Can this be accomplished, fast?
Notes:
Solutions here Unix tail equivalent command in Windows Powershell did not work.
Using -wait
does not make it fast. I do not have -tail
(and I do not know if it will work fast).
PS: There are quite a few related questions for head
and tail
, but not focused on the issue of speed. Therefore, useful or accepted answers there may not be useful here. E.g.,
Windows equivalent of the 'tail' command
CMD.EXE batch script to display last 10 lines from a txt file
Extract N lines from file using single windows command
powershell to get the first x MB of a file
https://superuser.com/questions/859870/windows-equivalent-of-the-head-c-command
How about this (reads last 8 bytes for demo):
$fpath = "C:\10GBfile.dat"
$fs = [IO.File]::OpenRead($fpath)
$fs.Seek(-8, 'End') | Out-Null
for ($i = 0; $i -lt 8; $i++)
{
$fs.ReadByte()
}
UPDATE. To interpret bytes as string (but be sure to select correct encoding - here UTF8 is used):
$N = 8
$fpath = "C:\10GBfile.dat"
$fs = [IO.File]::OpenRead($fpath)
$fs.Seek(-$N, [System.IO.SeekOrigin]::End) | Out-Null
$buffer = new-object Byte[] $N
$fs.Read($buffer, 0, $N) | Out-Null
$fs.Close()
[System.Text.Encoding]::UTF8.GetString($buffer)

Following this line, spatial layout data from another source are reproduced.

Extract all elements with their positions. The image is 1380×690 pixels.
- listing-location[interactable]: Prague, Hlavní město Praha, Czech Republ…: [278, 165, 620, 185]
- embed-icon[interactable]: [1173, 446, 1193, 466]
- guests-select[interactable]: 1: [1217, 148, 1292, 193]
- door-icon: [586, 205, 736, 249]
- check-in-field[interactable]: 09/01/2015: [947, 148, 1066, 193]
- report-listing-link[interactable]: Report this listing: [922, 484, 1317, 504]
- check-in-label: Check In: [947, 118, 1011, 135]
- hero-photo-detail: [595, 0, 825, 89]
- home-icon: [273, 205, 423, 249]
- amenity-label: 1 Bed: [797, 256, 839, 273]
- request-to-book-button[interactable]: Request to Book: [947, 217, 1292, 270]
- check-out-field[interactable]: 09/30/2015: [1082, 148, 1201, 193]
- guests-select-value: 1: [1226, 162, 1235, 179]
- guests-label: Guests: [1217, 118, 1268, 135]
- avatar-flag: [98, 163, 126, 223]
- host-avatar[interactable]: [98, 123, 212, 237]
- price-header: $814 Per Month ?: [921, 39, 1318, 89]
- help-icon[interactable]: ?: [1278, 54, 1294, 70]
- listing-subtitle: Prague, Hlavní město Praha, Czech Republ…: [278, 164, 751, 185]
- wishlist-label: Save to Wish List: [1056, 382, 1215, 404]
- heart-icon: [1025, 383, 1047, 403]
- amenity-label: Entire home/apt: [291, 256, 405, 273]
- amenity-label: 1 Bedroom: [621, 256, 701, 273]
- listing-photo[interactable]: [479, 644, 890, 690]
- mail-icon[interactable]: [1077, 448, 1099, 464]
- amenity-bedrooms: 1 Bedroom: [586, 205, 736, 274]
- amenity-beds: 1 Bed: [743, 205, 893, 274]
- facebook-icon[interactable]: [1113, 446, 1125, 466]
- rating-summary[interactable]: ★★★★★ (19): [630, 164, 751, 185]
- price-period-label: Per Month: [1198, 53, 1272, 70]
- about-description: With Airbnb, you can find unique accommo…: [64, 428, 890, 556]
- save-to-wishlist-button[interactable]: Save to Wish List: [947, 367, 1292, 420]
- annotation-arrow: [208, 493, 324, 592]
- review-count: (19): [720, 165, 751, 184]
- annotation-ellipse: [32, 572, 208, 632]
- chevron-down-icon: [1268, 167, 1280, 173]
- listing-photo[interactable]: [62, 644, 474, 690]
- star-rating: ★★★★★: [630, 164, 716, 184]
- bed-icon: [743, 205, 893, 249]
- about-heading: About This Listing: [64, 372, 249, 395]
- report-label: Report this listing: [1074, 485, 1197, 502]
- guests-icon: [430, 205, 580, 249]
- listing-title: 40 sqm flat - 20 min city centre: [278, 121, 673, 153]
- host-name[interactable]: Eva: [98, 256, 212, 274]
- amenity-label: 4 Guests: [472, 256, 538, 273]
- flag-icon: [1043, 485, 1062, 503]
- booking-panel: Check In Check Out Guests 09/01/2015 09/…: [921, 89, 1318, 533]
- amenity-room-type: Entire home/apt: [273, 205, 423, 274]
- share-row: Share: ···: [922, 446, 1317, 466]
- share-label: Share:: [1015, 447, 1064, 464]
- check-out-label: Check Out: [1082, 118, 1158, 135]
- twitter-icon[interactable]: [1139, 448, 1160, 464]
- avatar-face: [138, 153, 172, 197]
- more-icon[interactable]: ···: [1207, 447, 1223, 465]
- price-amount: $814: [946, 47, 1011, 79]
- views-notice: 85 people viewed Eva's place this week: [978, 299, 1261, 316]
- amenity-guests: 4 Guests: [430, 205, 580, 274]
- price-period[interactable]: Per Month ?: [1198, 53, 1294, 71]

UPDATE 2. To read last M lines, we'll be reading the file by portions until there are more than M newline char sequences in the result:
$M = 3
$fpath = "C:\10GBfile.dat"
$result = ""
$seq = "`r`n"
$buffer_size = 10
$buffer = new-object Byte[] $buffer_size
$fs = [IO.File]::OpenRead($fpath)
while (([regex]::Matches($result, $seq)).Count -lt $M)
{
$fs.Seek(-($result.Length + $buffer_size), [System.IO.SeekOrigin]::End) | Out-Null
$fs.Read($buffer, 0, $buffer_size) | Out-Null
$result = [System.Text.Encoding]::UTF8.GetString($buffer) + $result
}
$fs.Close()
($result -split $seq) | Select -Last $M
Try playing with bigger $buffer_size
- this ideally is equal to expected average line length to make fewer disk operations. Also pay attention to $seq - this could be \r\n
or just \n
.
This is very dirty code without any error handling and optimizations.